Instance Resource Monitoring

  • Added a lightweight Rust-based Instance Resource Agent.

  • The agent collects:

    • CPU and system load;
    • memory usage;
    • network counters and link speed;
    • GPU utilization and memory state when available;
    • a basic admission-state hint.
  • Added Resource Agent health and snapshot APIs:

    • GET /healthz
    • GET /v1/resource/snapshot
  • Added a reporter that periodically sends Instance resource snapshots to the Proxy.

  • Integrated Resource Agent startup, reuse, readiness checks, reporting, and cleanup into test/demo_instance.py.

  • Added browser and Tkinter dashboards for local resource inspection.

  • Added an end-to-end resource-monitoring smoke workflow.

Proxy and Scheduler Resource Observability

  • Proxy now stores normalized per-Instance resource snapshots and freshness metadata.

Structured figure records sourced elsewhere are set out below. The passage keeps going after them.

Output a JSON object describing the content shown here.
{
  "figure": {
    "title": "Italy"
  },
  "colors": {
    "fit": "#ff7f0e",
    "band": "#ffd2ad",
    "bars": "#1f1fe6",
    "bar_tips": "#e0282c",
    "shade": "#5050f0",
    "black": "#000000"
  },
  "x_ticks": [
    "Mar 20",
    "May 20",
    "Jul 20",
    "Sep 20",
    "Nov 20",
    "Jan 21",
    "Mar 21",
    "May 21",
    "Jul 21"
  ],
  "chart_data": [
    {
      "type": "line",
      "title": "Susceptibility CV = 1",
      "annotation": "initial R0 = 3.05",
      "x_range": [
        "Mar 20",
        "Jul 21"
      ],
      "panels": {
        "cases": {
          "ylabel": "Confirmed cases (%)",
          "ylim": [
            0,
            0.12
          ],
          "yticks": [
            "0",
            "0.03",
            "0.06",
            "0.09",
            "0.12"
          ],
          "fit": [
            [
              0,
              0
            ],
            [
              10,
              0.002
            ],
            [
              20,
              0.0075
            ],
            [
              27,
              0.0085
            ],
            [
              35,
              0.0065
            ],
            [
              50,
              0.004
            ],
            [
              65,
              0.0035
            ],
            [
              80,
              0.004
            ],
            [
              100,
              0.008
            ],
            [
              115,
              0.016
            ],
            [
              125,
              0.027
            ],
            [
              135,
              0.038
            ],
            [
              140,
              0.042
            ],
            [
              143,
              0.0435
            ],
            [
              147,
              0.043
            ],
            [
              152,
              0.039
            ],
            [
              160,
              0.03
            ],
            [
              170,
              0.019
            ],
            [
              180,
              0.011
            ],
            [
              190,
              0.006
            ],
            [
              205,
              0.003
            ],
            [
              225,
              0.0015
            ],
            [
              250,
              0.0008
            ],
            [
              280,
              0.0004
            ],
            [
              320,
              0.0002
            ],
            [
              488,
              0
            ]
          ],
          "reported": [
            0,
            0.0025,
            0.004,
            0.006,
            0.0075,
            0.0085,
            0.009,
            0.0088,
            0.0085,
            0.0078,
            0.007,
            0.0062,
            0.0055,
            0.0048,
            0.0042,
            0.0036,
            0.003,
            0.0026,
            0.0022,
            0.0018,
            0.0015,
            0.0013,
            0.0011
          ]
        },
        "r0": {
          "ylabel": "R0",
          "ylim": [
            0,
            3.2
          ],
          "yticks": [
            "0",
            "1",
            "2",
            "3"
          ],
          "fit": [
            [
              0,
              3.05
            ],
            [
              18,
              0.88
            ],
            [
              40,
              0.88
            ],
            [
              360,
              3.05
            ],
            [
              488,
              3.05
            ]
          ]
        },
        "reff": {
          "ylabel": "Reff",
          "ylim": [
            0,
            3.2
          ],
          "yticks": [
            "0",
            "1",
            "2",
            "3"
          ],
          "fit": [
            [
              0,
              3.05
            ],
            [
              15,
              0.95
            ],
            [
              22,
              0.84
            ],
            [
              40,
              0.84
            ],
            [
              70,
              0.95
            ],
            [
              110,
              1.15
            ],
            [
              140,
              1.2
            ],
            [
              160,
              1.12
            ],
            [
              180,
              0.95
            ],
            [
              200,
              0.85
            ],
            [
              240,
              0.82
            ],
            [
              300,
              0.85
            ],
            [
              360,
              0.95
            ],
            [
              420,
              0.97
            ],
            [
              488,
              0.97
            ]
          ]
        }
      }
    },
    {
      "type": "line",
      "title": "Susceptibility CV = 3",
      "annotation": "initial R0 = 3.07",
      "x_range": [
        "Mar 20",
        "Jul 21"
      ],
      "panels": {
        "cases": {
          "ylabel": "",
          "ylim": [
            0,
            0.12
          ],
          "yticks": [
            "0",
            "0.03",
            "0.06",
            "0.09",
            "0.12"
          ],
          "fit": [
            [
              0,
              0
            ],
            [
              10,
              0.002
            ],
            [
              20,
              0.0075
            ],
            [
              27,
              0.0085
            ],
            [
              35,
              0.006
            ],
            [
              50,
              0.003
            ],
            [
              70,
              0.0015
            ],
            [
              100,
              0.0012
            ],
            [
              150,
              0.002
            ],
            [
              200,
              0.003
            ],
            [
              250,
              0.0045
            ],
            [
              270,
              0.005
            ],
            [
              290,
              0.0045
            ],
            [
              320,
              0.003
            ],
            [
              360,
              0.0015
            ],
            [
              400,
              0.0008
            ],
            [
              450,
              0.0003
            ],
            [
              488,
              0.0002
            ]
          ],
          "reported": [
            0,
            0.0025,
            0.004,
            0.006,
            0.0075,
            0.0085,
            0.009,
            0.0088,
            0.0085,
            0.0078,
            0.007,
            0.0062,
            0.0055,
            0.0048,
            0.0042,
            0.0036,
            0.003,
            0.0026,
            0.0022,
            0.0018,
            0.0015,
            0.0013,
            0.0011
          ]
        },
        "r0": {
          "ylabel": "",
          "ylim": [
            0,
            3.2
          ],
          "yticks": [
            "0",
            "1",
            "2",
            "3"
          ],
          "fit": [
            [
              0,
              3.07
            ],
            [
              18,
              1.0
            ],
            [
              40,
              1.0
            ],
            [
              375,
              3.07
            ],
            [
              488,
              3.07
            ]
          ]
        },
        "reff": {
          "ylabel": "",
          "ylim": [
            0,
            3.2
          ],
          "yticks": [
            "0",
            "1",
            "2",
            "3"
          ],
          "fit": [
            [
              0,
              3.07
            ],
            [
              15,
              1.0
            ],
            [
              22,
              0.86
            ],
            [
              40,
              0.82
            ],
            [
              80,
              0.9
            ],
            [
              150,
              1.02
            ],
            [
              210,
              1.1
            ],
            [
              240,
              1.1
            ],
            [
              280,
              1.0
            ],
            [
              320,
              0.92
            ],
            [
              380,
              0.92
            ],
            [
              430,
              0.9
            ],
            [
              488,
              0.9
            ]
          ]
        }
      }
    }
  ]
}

  • Added Proxy inspection APIs, including:

    • GET /debug/instance_resources
    • GET /debug/pool_resource
    • GET /v1/instance/list?include_dead=true
  • Added compact Proxy-level pool_resource aggregation for:

    • Instance liveness and freshness;
    • inflight load and QPS;
    • CPU, memory, and GPU utilization;
    • GPU memory pressure;
    • pool admission state.
  • Proxy reports pool_resource during Scheduler registration and heartbeat.

  • Scheduler stores and exposes the reported Proxy-pool state for observability and future resource-aware strategies.

Browser-Based Proxy UI

  • Added a browser-based Proxy observability dashboard under UI/proxy_ui/.

  • The dashboard displays:

    • Proxy health;
    • alive, stale, and total Instances;
    • Instance resource snapshots;
    • topology and KDN-link state;
    • Scheduler registration state;
    • runtime summary cards and charts.
  • Integrated UI startup, readiness probing, configuration, and cleanup into test/demo_proxy.py.

  • Added a compact Proxy GET /debug/status API for UI and CLI consumers.

Documentation and Project Maintenance

  • Added an Apache 2.0 license file.
  • Expanded the root and component READMEs with architecture, startup, configuration, API, predictor, dashboard, and troubleshooting information.
  • Added a frontend URL index for the available CacheRoute browser interfaces.
  • Standardized comments, docstrings, logs, CLI messages, and documentation in English across the main project modules.
  • Added a Rust-enabled development container configuration for Resource Agent development.
  • Removed obsolete binary design documents in favor of repository-maintained Markdown documentation.

Compatibility and Operational Notes

  • Existing OpenAI-compatible service-plane request formats remain supported.
  • New injection strategies, release policies, monitoring tools, and resource reports are configurable and can be disabled when not required.
  • The Rust toolchain is only required when building or running the native Resource Agent.
  • Resource information reported to the Scheduler is currently used primarily for observability and future strategy development; it does not automatically replace existing routing policies.
  • Validation across the development cycle included Python compilation checks, Rust cargo check, targeted smoke tests, end-to-end demo checks, and selected pytest runs. Not every incremental change was covered by a complete automated integration suite.